Monday, November 26, 2007

Whether Bomb or No Bomb: How America Is Cornering Iran To Develop Nuclear Arms

Ask the average citizen in this country to highlight any major difference between Iran and Iraq, and I can bet you my lunch money most people will stumble. The current Presidential administration has thrown around descriptions of a possible preemptive military strike on Iran with words with like “World War III” and “bombing them back five years”, and the American public, half a decade into a war with Iraq, can at best only differentiate Iraq and Iran on the level of MadTV puns on iRack, iRan, and iPod products. With the mission of Iraq still underway, assuming that mission is now democratization rather than the original weapons of mass destruction case, the people of America risk growing numb to the idea of the second blatant preemptive attack on a foreign country in our lifetimes.

This is a stark contrast to all the uproar over the unprecedented preemptive character of the proposed Iraq war nearly five years ago, almost as though preemptive wars are as so totally five years ago as Friendster or Pepsi Blue, and subsequently no longer worth the media attention. As a whole, the population then dangerously underestimates the gravity of the situation with Iran and talks of bombing. After all, one of the current justifications behind the invasion of Iraq was the need for “regime change” and the need to oust a leader who they felt had carried out atrocities against his own nation. In the months of United Nations inspections leading up to the American ultimatum on Iraq, the United States initiated heavy discussion over Iraqi leader Saddam Hussein, including over his defiance and alleged lack of compliance and cooperation with weapons inspections. Recently, Iranian president Mahmoud Ahmadinejad’s name grabs the headlines, often with the Western nations complaining about his general lack of cooperation with the United Nations’ demands that he cease alleged higher-level uranium enrichment for developing nuclear weapons. Note the parallel trend.

While Ahmadinejad does not share Saddam Hussein’s history of chemical gas attacks against his own civilian population (the Kurds), the American populace on average is known for its weak grasp on history, and can easily confuse and group the two as one and the same, just as some still group Iraq and 9/11 as intertwined cause and effect. Perception of the situation is the method upon which much of the nation deals with the complexity of global affairs, and the U.S. Presidential administration essentially sold the Iraq war to Americans with the simplicity of stirring this perception – ‘Iraq will attack us with anthrax, nerve gas, and anything else from their chemical arsenal, and we must act first’. It instills fear in the people, and what could be more fearsome than chemical and biological weapons of mass destruction – nuclear weapons.

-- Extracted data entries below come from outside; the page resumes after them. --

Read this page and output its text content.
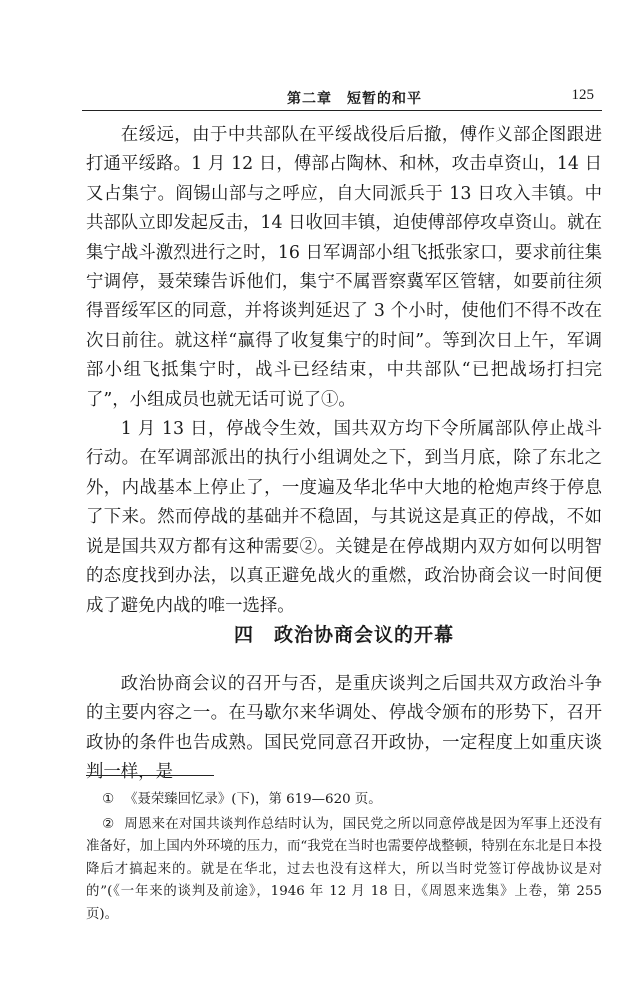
第二章　短暂的和平	125

在绥远，由于中共部队在平绥战役后后撤，傅作义部企图跟进打通平绥路。1 月 12 日，傅部占陶林、和林，攻击卓资山，14 日又占集宁。阎锡山部与之呼应，自大同派兵于 13 日攻入丰镇。中共部队立即发起反击，14 日收回丰镇，迫使傅部停攻卓资山。就在集宁战斗激烈进行之时，16 日军调部小组飞抵张家口，要求前往集宁调停，聂荣臻告诉他们，集宁不属晋察冀军区管辖，如要前往须得晋绥军区的同意，并将谈判延迟了 3 个小时，使他们不得不改在次日前往。就这样“赢得了收复集宁的时间”。等到次日上午，军调部小组飞抵集宁时，战斗已经结束，中共部队“已把战场打扫完了”，小组成员也就无话可说了①。

1 月 13 日，停战令生效，国共双方均下令所属部队停止战斗行动。在军调部派出的执行小组调处之下，到当月底，除了东北之外，内战基本上停止了，一度遍及华北华中大地的枪炮声终于停息了下来。然而停战的基础并不稳固，与其说这是真正的停战，不如说是国共双方都有这种需要②。关键是在停战期内双方如何以明智的态度找到办法，以真正避免战火的重燃，政治协商会议一时间便成了避免内战的唯一选择。

四 政治协商会议的开幕

政治协商会议的召开与否，是重庆谈判之后国共双方政治斗争的主要内容之一。在马歇尔来华调处、停战令颁布的形势下，召开政协的条件也告成熟。国民党同意召开政协，一定程度上如重庆谈判一样，是

① 《聂荣臻回忆录》(下)，第 619—620 页。

② 周恩来在对国共谈判作总结时认为，国民党之所以同意停战是因为军事上还没有准备好，加上国内外环境的压力，而“我党在当时也需要停战整顿，特别在东北是日本投降后才搞起来的。就是在华北，过去也没有这样大，所以当时党签订停战协议是对的”(《一年来的谈判及前途》，1946 年 12 月 18 日，《周恩来选集》上卷，第 255 页)。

The hawks in Washington are beating their war drums, suggesting an imminent doomsday if America does not act soon, lest we do not mind starting World War III. They toss around comparisons to Hitler, seeing that the era is one of the few frightening bits of history to which the average American can relate, even though neither Saddam Hussein nor Ahmadinejad stand at the same level. Yet we have top Guiliani adviser Norman Podhoretz urging bombing Iran “as soon as it is logistically possible”, and our future Presidential candidate hopefuls like Rudy Guiliani and Hillary Clinton sniping at each other on being too soft on Iran for the sake of appearing strong on national security issues.

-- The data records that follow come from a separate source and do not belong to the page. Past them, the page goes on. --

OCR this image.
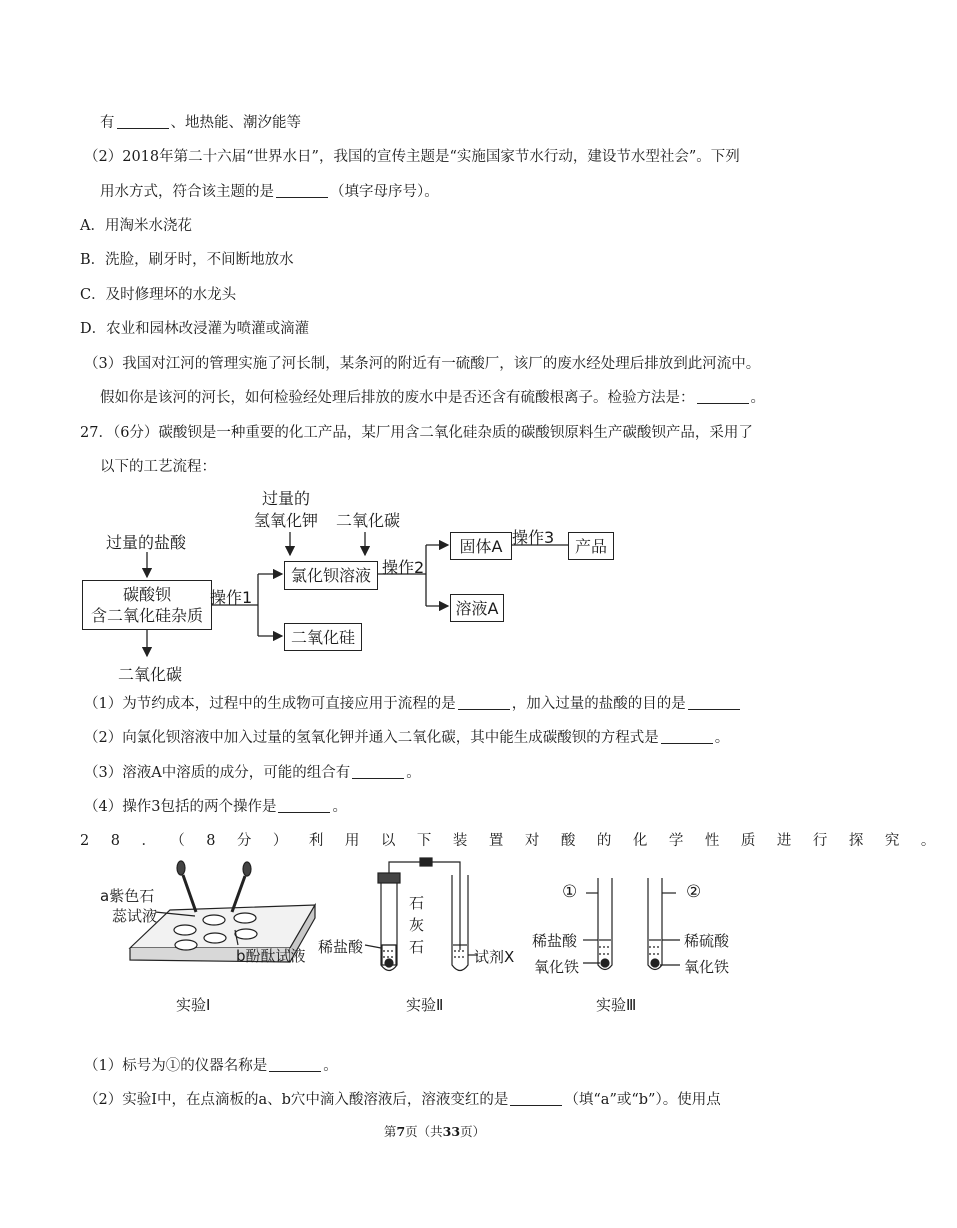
有	、地热能、潮汐能等
（2）2018年第二十六届“世界水日”，我国的宣传主题是“实施国家节水行动，建设节水型社会”。下列
用水方式，符合该主题的是	（填字母序号）。
A．用淘米水浇花
B．洗脸，刷牙时，不间断地放水
C．及时修理坏的水龙头
D．农业和园林改浸灌为喷灌或滴灌
（3）我国对江河的管理实施了河长制，某条河的附近有一硫酸厂，该厂的废水经处理后排放到此河流中。
假如你是该河的河长，如何检验经处理后排放的废水中是否还含有硫酸根离子。检验方法是：	。
27．（6分）碳酸钡是一种重要的化工产品，某厂用含二氧化硅杂质的碳酸钡原料生产碳酸钡产品，采用了
以下的工艺流程：
过量的盐酸
过量的
氢氧化钾 二氧化碳
碳酸钡
含二氧化硅杂质
操作1
氯化钡溶液 操作2
固体A 操作3	产品
溶液A
二氧化硅
二氧化碳
（1）为节约成本，过程中的生成物可直接应用于流程的是	，加入过量的盐酸的目的是
（2）向氯化钡溶液中加入过量的氢氧化钾并通入二氧化碳，其中能生成碳酸钡的方程式是	。
（3）溶液A中溶质的成分，可能的组合有	。
（4）操作3包括的两个操作是	。
28．（8分）利用以下装置对酸的化学性质进行探究。
a紫色石
蕊试液
b酚酞试液
实验Ⅰ
稀盐酸
石
灰
石
试剂X
实验Ⅱ
①	②
稀盐酸	稀硫酸
氧化铁	氧化铁
实验Ⅲ
（1）标号为①的仪器名称是	。
（2）实验Ⅰ中，在点滴板的a、b穴中滴入酸溶液后，溶液变红的是	（填“a”或“b”）。使用点
第7页（共33页）
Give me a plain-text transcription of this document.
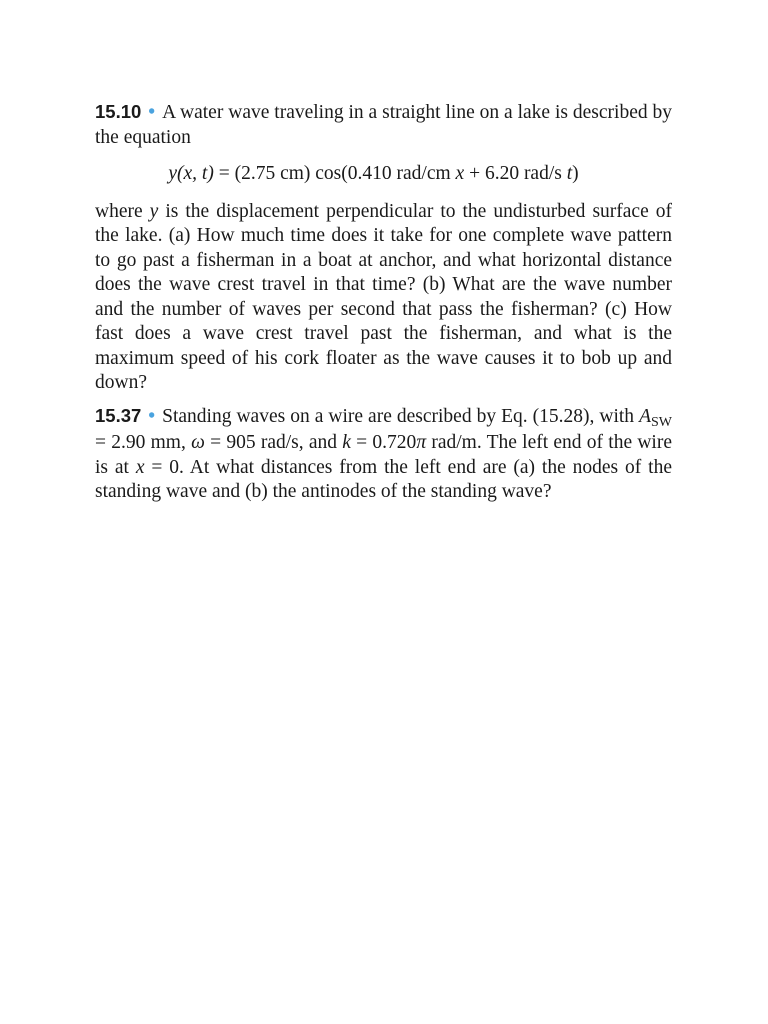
15.10 • A water wave traveling in a straight line on a lake is described by the equation
y(x, t) = (2.75 cm) cos(0.410 rad/cm x + 6.20 rad/s t)
where y is the displacement perpendicular to the undisturbed surface of the lake. (a) How much time does it take for one complete wave pattern to go past a fisherman in a boat at anchor, and what horizontal distance does the wave crest travel in that time? (b) What are the wave number and the number of waves per second that pass the fisherman? (c) How fast does a wave crest travel past the fisherman, and what is the maximum speed of his cork floater as the wave causes it to bob up and down?

15.37 • Standing waves on a wire are described by Eq. (15.28), with $A_{SW} = 2.90$ mm, ω = 905 rad/s, and k = 0.720π rad/m. The left end of the wire is at x = 0. At what distances from the left end are (a) the nodes of the standing wave and (b) the antinodes of the standing wave?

Never mind if the world nations cannot assert with evidence that there really are nuclear weapons. We were wrong about the weapons of mass destruction in Iraq, and we cannot afford to be carelessly led into another nation with such assertions. Yet even if they did possess them, how would that be justification for carpet bombing nuclear facilities? We do not see Iran desiring to bomb France or India for having attained the capability of using the bomb. The U.S. holds Iran to a double standard, and the American public idly watches its leaders set those foreign policies. I would dread another nuclear bomb nation to the count as much as the next person, but with American soldiers occupying countries on two sides of its borders – Iraq and Afghanistan – as well as two aircraft carriers and a dozen warships in the Gulf, it becomes more plausible to assume Iran feels pressured to defend itself any way it can. And while there is a fair share of reluctance already among the American citizens to proceed with another war, the public sitting around uninvolved and desensitized to these kinds of preemptive wars is not going do much to derail those in Washington placing Iran in their crosshairs, believing they are helping America.

Whether the atomic ambitions are true or not, the United States is only going to work this out with Iran not by spearing threats to solely protect self interests, but by understanding their perspective and interests as a growing nation wrestling itself from its past of American influence, and it is us the American people who can involve ourselves to help our leaders back onto a path that truly benefits America.